SAMPIT — Suasana religius mewarnai lingkungan SMK Muhammadiyah Sampit selama sepekan terakhir. Sekolah kejuruan yang bernaung di bawah organisasi Islam Muhammadiyah ini menggelar rangkaian Pesantren Ramadhan 1447 Hijriah yang memadukan pembinaan spiritual, penguatan akhlak, dan aksi sosial nyata bagi masyarakat sekitar.

Kegiatan berlangsung selama lima hari, Senin hingga Jumat, 23–27 Februari 2026, melibatkan seluruh sivitas sekolah—siswa, guru, dan Ikatan Pelajar Muhammadiyah (IPM) sebagai motor penggerak utama program.

Setiap pagi, kegiatan dibuka dengan shalat Dhuha berjamaah dilanjutkan presensi kehadiran dan tadarus Al-Qur'an yang dibimbing langsung oleh guru wali kelas.
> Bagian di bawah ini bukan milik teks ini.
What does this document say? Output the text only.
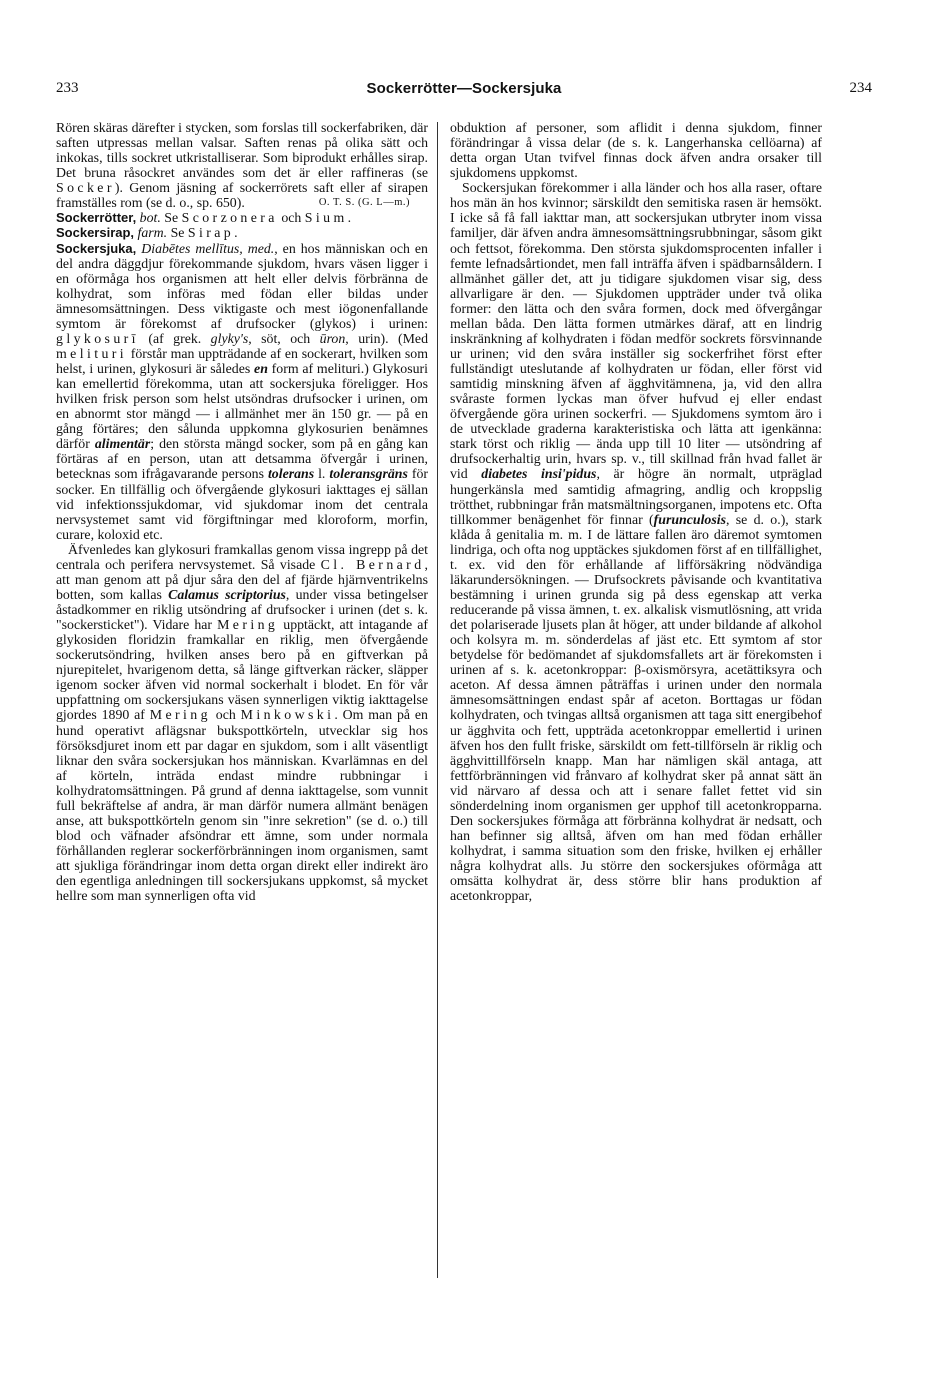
233	Sockerrötter—Sockersjuka	234

Rören skäras därefter i stycken, som forslas till sockerfabriken, där saften utpressas mellan valsar. Saften renas på olika sätt och inkokas, tills sockret utkristalliserar. Som biprodukt erhålles sirap. Det bruna råsockret användes som det är eller raffineras (se Socker). Genom jäsning af sockerrörets saft eller af sirapen framställes rom (se d. o., sp. 650).	O. T. S. (G. L—m.)

Sockerrötter, bot. Se Scorzonera och Sium.

Sockersirap, farm. Se Sirap.

Sockersjuka, Diabētes mellītus, med., en hos människan och en del andra däggdjur förekommande sjukdom, hvars väsen ligger i en oförmåga hos organismen att helt eller delvis förbränna de kolhydrat, som införas med födan eller bildas under ämnesomsättningen. Dess viktigaste och mest iögonenfallande symtom är förekomst af drufsocker (glykos) i urinen: glykosurī (af grek. glyky's, söt, och ūron, urin). (Med melituri förstår man uppträdande af en sockerart, hvilken som helst, i urinen, glykosuri är således en form af melituri.) Glykosuri kan emellertid förekomma, utan att sockersjuka föreligger. Hos hvilken frisk person som helst utsöndras drufsocker i urinen, om en abnormt stor mängd — i allmänhet mer än 150 gr. — på en gång förtäres; den sålunda uppkomna glykosurien benämnes därför alimentär; den största mängd socker, som på en gång kan förtäras af en person, utan att detsamma öfvergår i urinen, betecknas som ifrågavarande persons tolerans l. toleransgräns för socker. En tillfällig och öfvergående glykosuri iakttages ej sällan vid infektionssjukdomar, vid sjukdomar inom det centrala nervsystemet samt vid förgiftningar med kloroform, morfin, curare, koloxid etc.

Äfvenledes kan glykosuri framkallas genom vissa ingrepp på det centrala och perifera nervsystemet. Så visade Cl. Bernard, att man genom att på djur såra den del af fjärde hjärnventrikelns botten, som kallas Calamus scriptorius, under vissa betingelser åstadkommer en riklig utsöndring af drufsocker i urinen (det s. k. "sockersticket"). Vidare har Mering upptäckt, att intagande af glykosiden floridzin framkallar en riklig, men öfvergående sockerutsöndring, hvilken anses bero på en giftverkan på njurepitelet, hvarigenom detta, så länge giftverkan räcker, släpper igenom socker äfven vid normal sockerhalt i blodet. En för vår uppfattning om sockersjukans väsen synnerligen viktig iakttagelse gjordes 1890 af Mering och Minkowski. Om man på en hund operativt aflägsnar bukspottkörteln, utvecklar sig hos försöksdjuret inom ett par dagar en sjukdom, som i allt väsentligt liknar den svåra sockersjukan hos människan. Kvarlämnas en del af körteln, inträda endast mindre rubbningar i kolhydratomsättningen. På grund af denna iakttagelse, som vunnit full bekräftelse af andra, är man därför numera allmänt benägen anse, att bukspottkörteln genom sin "inre sekretion" (se d. o.) till blod och väfnader afsöndrar ett ämne, som under normala förhållanden reglerar sockerförbränningen inom organismen, samt att sjukliga förändringar inom detta organ direkt eller indirekt äro den egentliga anledningen till sockersjukans uppkomst, så mycket hellre som man synnerligen ofta vid

obduktion af personer, som aflidit i denna sjukdom, finner förändringar å vissa delar (de s. k. Langerhanska cellöarna) af detta organ Utan tvifvel finnas dock äfven andra orsaker till sjukdomens uppkomst.

Sockersjukan förekommer i alla länder och hos alla raser, oftare hos män än hos kvinnor; särskildt den semitiska rasen är hemsökt. I icke så få fall iakttar man, att sockersjukan utbryter inom vissa familjer, där äfven andra ämnesomsättningsrubbningar, såsom gikt och fettsot, förekomma. Den största sjukdomsprocenten infaller i femte lefnadsårtiondet, men fall inträffa äfven i spädbarnsåldern. I allmänhet gäller det, att ju tidigare sjukdomen visar sig, dess allvarligare är den. — Sjukdomen uppträder under två olika former: den lätta och den svåra formen, dock med öfvergångar mellan båda. Den lätta formen utmärkes däraf, att en lindrig inskränkning af kolhydraten i födan medför sockrets försvinnande ur urinen; vid den svåra inställer sig sockerfrihet först efter fullständigt uteslutande af kolhydraten ur födan, eller först vid samtidig minskning äfven af ägghvitämnena, ja, vid den allra svåraste formen lyckas man öfver hufvud ej eller endast öfvergående göra urinen sockerfri. — Sjukdomens symtom äro i de utvecklade graderna karakteristiska och lätta att igenkänna: stark törst och riklig — ända upp till 10 liter — utsöndring af drufsockerhaltig urin, hvars sp. v., till skillnad från hvad fallet är vid diabetes insi'pidus, är högre än normalt, utpräglad hungerkänsla med samtidig afmagring, andlig och kroppslig trötthet, rubbningar från matsmältningsorganen, impotens etc. Ofta tillkommer benägenhet för finnar (furunculosis, se d. o.), stark klåda å genitalia m. m. I de lättare fallen äro däremot symtomen lindriga, och ofta nog upptäckes sjukdomen först af en tillfällighet, t. ex. vid den för erhållande af lifförsäkring nödvändiga läkarundersökningen. — Drufsockrets påvisande och kvantitativa bestämning i urinen grunda sig på dess egenskap att verka reducerande på vissa ämnen, t. ex. alkalisk vismutlösning, att vrida det polariserade ljusets plan åt höger, att under bildande af alkohol och kolsyra m. m. sönderdelas af jäst etc. Ett symtom af stor betydelse för bedömandet af sjukdomsfallets art är förekomsten i urinen af s. k. acetonkroppar: β-oxismörsyra, acetättiksyra och aceton. Af dessa ämnen påträffas i urinen under den normala ämnesomsättningen endast spår af aceton. Borttagas ur födan kolhydraten, och tvingas alltså organismen att taga sitt energibehof ur ägghvita och fett, uppträda acetonkroppar emellertid i urinen äfven hos den fullt friske, särskildt om fett-tillförseln är riklig och ägghvittillförseln knapp. Man har nämligen skäl antaga, att fettförbränningen vid frånvaro af kolhydrat sker på annat sätt än vid närvaro af dessa och att i senare fallet fettet vid sin sönderdelning inom organismen ger upphof till acetonkropparna. Den sockersjukes förmåga att förbränna kolhydrat är nedsatt, och han befinner sig alltså, äfven om han med födan erhåller kolhydrat, i samma situation som den friske, hvilken ej erhåller några kolhydrat alls. Ju större den sockersjukes oförmåga att omsätta kolhydrat är, dess större blir hans produktion af acetonkroppar,
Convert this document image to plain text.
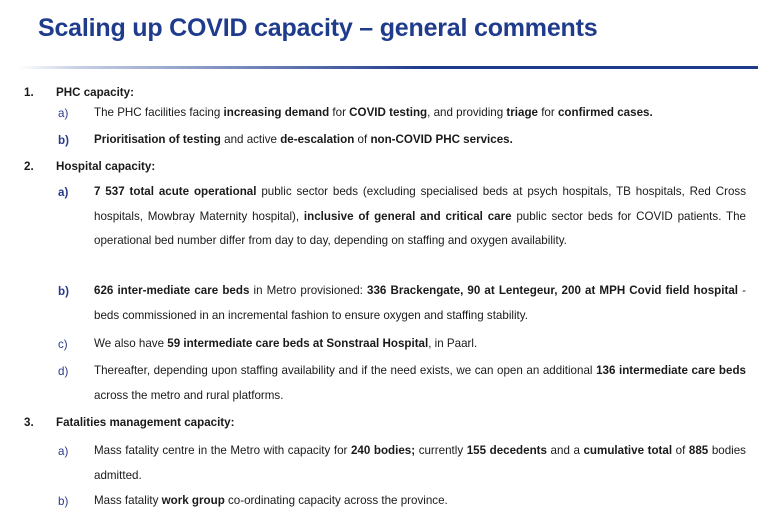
Scaling up COVID capacity – general comments
1. PHC capacity:
a) The PHC facilities facing increasing demand for COVID testing, and providing triage for confirmed cases.
b) Prioritisation of testing and active de-escalation of non-COVID PHC services.
2. Hospital capacity:
a) 7 537 total acute operational public sector beds (excluding specialised beds at psych hospitals, TB hospitals, Red Cross hospitals, Mowbray Maternity hospital), inclusive of general and critical care public sector beds for COVID patients. The operational bed number differ from day to day, depending on staffing and oxygen availability.
b) 626 inter-mediate care beds in Metro provisioned: 336 Brackengate, 90 at Lentegeur, 200 at MPH Covid field hospital - beds commissioned in an incremental fashion to ensure oxygen and staffing stability.
c) We also have 59 intermediate care beds at Sonstraal Hospital, in Paarl.
d) Thereafter, depending upon staffing availability and if the need exists, we can open an additional 136 intermediate care beds across the metro and rural platforms.
3. Fatalities management capacity:
a) Mass fatality centre in the Metro with capacity for 240 bodies; currently 155 decedents and a cumulative total of 885 bodies admitted.
b) Mass fatality work group co-ordinating capacity across the province.
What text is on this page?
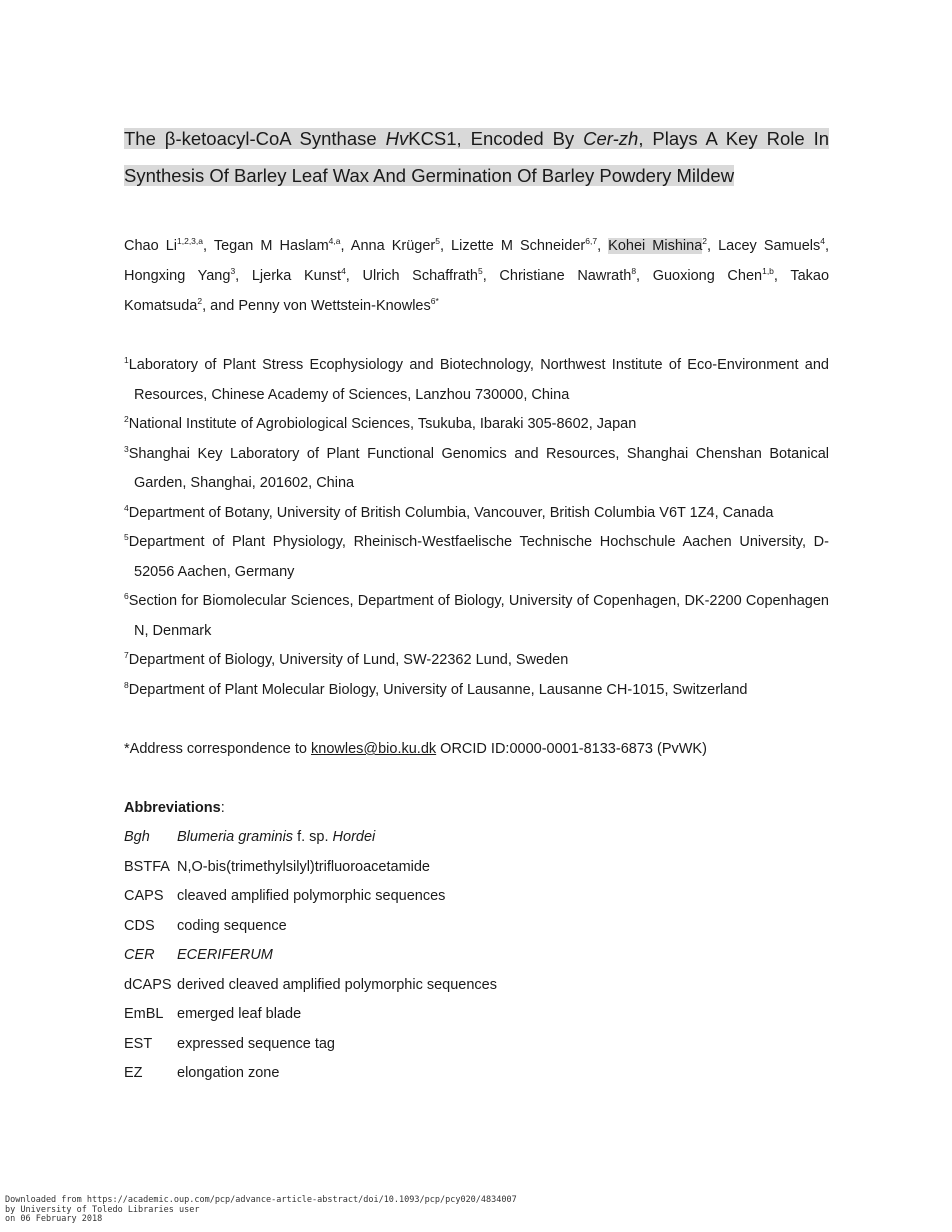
The β-ketoacyl-CoA Synthase HvKCS1, Encoded By Cer-zh, Plays A Key Role In Synthesis Of Barley Leaf Wax And Germination Of Barley Powdery Mildew
Chao Li$^{1,2,3,a}$, Tegan M Haslam$^{4,a}$, Anna Krüger$^5$, Lizette M Schneider$^{6,7}$, Kohei Mishina$^2$, Lacey Samuels$^4$, Hongxing Yang$^3$, Ljerka Kunst$^4$, Ulrich Schaffrath$^5$, Christiane Nawrath$^8$, Guoxiong Chen$^{1,b}$, Takao Komatsuda$^2$, and Penny von Wettstein-Knowles$^{6*}$
$^1$Laboratory of Plant Stress Ecophysiology and Biotechnology, Northwest Institute of Eco‑Environment and Resources, Chinese Academy of Sciences, Lanzhou 730000, China
$^2$National Institute of Agrobiological Sciences, Tsukuba, Ibaraki 305-8602, Japan
$^3$Shanghai Key Laboratory of Plant Functional Genomics and Resources, Shanghai Chenshan Botanical Garden, Shanghai, 201602, China
$^4$Department of Botany, University of British Columbia, Vancouver, British Columbia V6T 1Z4, Canada
$^5$Department of Plant Physiology, Rheinisch-Westfaelische Technische Hochschule Aachen University, D-52056 Aachen, Germany
$^6$Section for Biomolecular Sciences, Department of Biology, University of Copenhagen, DK-2200 Copenhagen N, Denmark
$^7$Department of Biology, University of Lund, SW-22362 Lund, Sweden
$^8$Department of Plant Molecular Biology, University of Lausanne, Lausanne CH-1015, Switzerland
*Address correspondence to knowles@bio.ku.dk ORCID ID:0000-0001-8133-6873 (PvWK)
Abbreviations:
Bgh	Blumeria graminis f. sp. Hordei
BSTFA N,O-bis(trimethylsilyl)trifluoroacetamide
CAPS cleaved amplified polymorphic sequences
CDS	coding sequence
CER	ECERIFERUM
dCAPS derived cleaved amplified polymorphic sequences
EmBL emerged leaf blade
EST	expressed sequence tag
EZ	elongation zone
Downloaded from https://academic.oup.com/pcp/advance-article-abstract/doi/10.1093/pcp/pcy020/4834007
by University of Toledo Libraries user
on 06 February 2018
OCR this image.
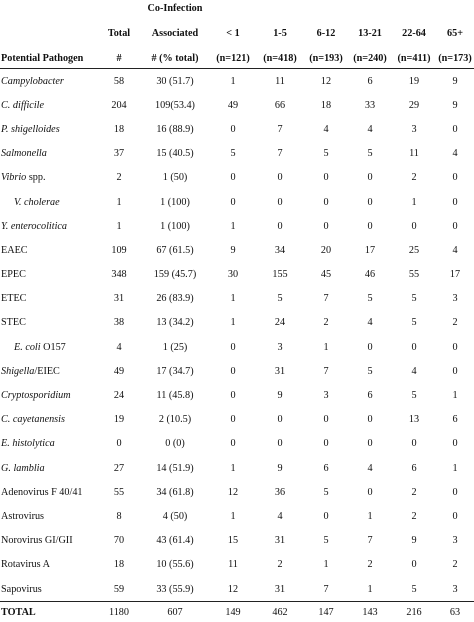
		Co-Infection						
	Total	Associated	< 1	1-5	6-12	13-21	22-64	65+
Potential Pathogen	#	# (% total)	(n=121)	(n=418)	(n=193)	(n=240)	(n=411)	(n=173)
Campylobacter	58	30 (51.7)	1	11	12	6	19	9
C. difficile	204	109(53.4)	49	66	18	33	29	9
P. shigelloides	18	16 (88.9)	0	7	4	4	3	0
Salmonella	37	15 (40.5)	5	7	5	5	11	4
Vibrio spp.	2	1 (50)	0	0	0	0	2	0
V. cholerae	1	1 (100)	0	0	0	0	1	0
Y. enterocolitica	1	1 (100)	1	0	0	0	0	0
EAEC	109	67 (61.5)	9	34	20	17	25	4
EPEC	348	159 (45.7)	30	155	45	46	55	17
ETEC	31	26 (83.9)	1	5	7	5	5	3
STEC	38	13 (34.2)	1	24	2	4	5	2
E. coli O157	4	1 (25)	0	3	1	0	0	0
Shigella/EIEC	49	17 (34.7)	0	31	7	5	4	0
Cryptosporidium	24	11 (45.8)	0	9	3	6	5	1
C. cayetanensis	19	2 (10.5)	0	0	0	0	13	6
E. histolytica	0	0 (0)	0	0	0	0	0	0
G. lamblia	27	14 (51.9)	1	9	6	4	6	1
Adenovirus F 40/41	55	34 (61.8)	12	36	5	0	2	0
Astrovirus	8	4 (50)	1	4	0	1	2	0
Norovirus GI/GII	70	43 (61.4)	15	31	5	7	9	3
Rotavirus A	18	10 (55.6)	11	2	1	2	0	2
Sapovirus	59	33 (55.9)	12	31	7	1	5	3
TOTAL	1180	607	149	462	147	143	216	63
Pembagian juz dilakukan secara merata dan terstruktur, sehingga dalam rentang lima hari seluruh peserta berhasil mengkhatamkan Al-Qur'an bersama-sama—sebuah pencapaian yang menjadi kebanggaan tersendiri bagi warga sekolah.

Pesantren Ramadhan tidak sekadar menghidupkan ritual ibadah. Materi keislaman yang disajikan dirancang relevan dengan realitas kehidupan remaja masa kini. Pada hari pertama, siswa putra dan putri mendapat pembekalan terpisah mengenai fitrah diri, menjaga aurat, serta kehormatan diri. Hari-hari berikutnya diisi kajian thaharah, fikih bersuci, praktik mandi wajib, diskusi studi kasus seputar dunia remaja, pemutaran film edukatif, hingga refleksi tertulis sebagai sarana pendalaman nilai dan kesadaran moral.

Dimensi sosial menjadi bagian tak terpisahkan dari program Ramadhan tahun ini. Seluruh siswa dilibatkan dalam penggalangan sembako yang terdiri atas beras, mi instan, sarden, gula, minyak goreng, dan teh. Total lebih dari 200 paket berhasil dihimpun dan didistribusikan kepada warga di lingkungan sekitar sekolah pada hari terakhir kegiatan sebagai wujud konkret kepedulian sosial di bulan suci.

Puncak kegiatan berlangsung meriah pada Kamis sore, 26 Februari 2026, dengan lomba menata hidangan takjil antarkelas, tausiyah menjelang buka puasa, dan buka puasa bersama. Momentum itu menjadi ajang kreativitas sekaligus mempererat kebersamaan antara guru dan siswa. Usai berbuka, seluruh peserta menunaikan shalat Magrib berjamaah di mushala sekolah.

Wakil Kepala Sekolah Bidang Kesiswaan, Selamat Ramadani, S.Pd., menegaskan bahwa program ini dirancang untuk melahirkan keseimbangan antara kesalehan personal dan kesalehan sosial. "Kami ingin Ramadhan tidak hanya menjadi rutinitas ibadah, tetapi juga ruang pendidikan karakter yang hidup, membumi, dan berdampak langsung bagi siswa serta lingkungan sekitar," ujarnya.

Melalui Pesantren Ramadhan 1447 H, SMK Muhammadiyah Sampit menegaskan komitmennya menghadirkan pendidikan holistik yang mengintegrasikan nilai keislaman, pembinaan akhlak, dan kepedulian sosial demi membentuk generasi muda yang beriman, berilmu, dan berkemajuan.